I would highly recommend it, even what seems like small problems can surprise us in the end and its necessary to have someone to talk to in life. If you go through life without the right supports things can get messed up :( Going to counselling is easily the best decision I've made in my life :)
 

·
Registered
Joined
·
18,510 Posts
So in typing in MBTI you'd go by the 4 letters, disregard or translate socionics into MBTI? I'd see a problem in going by the 4 dichotomies as stuff like depression can interfere with the process.
Yes, if someone is strictly after their MBTI type, I'd stick with a dichotomy-based test. That's pretty much what the MBTI is about to begin with.

Then people have taken liberties and interpret the MBTI label various ways, e.g. Jungian cognition, but at its heart, the MBTI will always be about the 4 letter code in my opinion.

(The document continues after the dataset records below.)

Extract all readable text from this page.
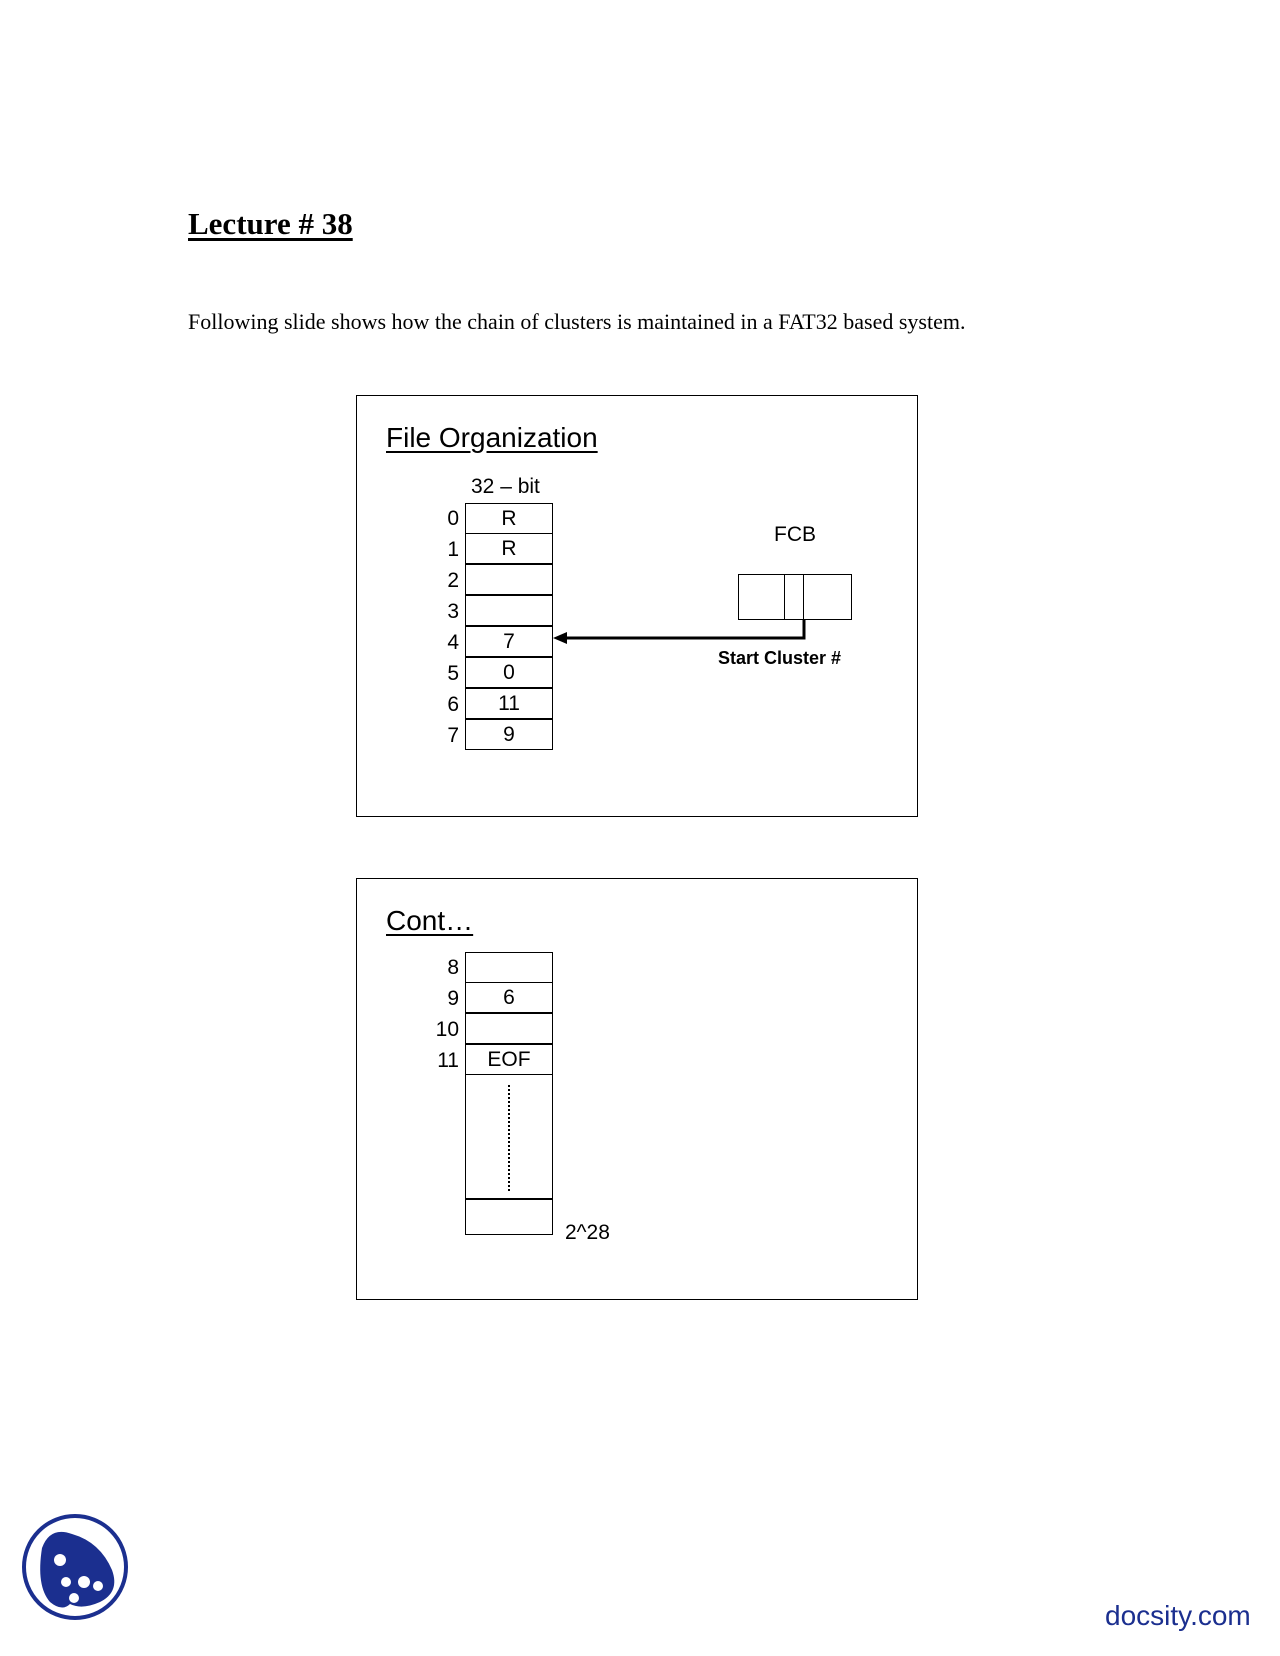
Lecture # 38

Following slide shows how the chain of clusters is maintained in a FAT32 based system.

File Organization
32 – bit
0	R
1	R
2
3
4	7
5	0
6	11
7	9
FCB
Start Cluster #
Cont…
8
9	6
10
11	EOF
2^28
docsity.com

I for example wear the INTJ label now not because I score INTJ on tests (I score INTP), but because in terms of Jungian cognition, it exactly represents my cognition. I'm an Ni dominant with auxiliary Te, tertiary Fi and inferior Se, in that order.
 

·
Banned
Joined
·
13,780 Posts
Discussion Starter #13
Yes, if someone is strictly after their MBTI type, I'd stick with a dichotomy-based test. That's pretty much what the MBTI is about to begin with.

Then people have taken liberties and interpret the MBTI label various ways, e.g. Jungian cognition, but at its heart, the MBTI will always be about the 4 letter code in my opinion.

I for example wear the INTJ label now not because I score INTJ on tests (I score INTP), but because in terms of Jungian cognition, it exactly represents my cognition. I'm an Ni dominant with auxiliary Te, tertiary Fi and inferior Se, in that order.
If I'd go by the 4 letter code :p I'd never test Sensor.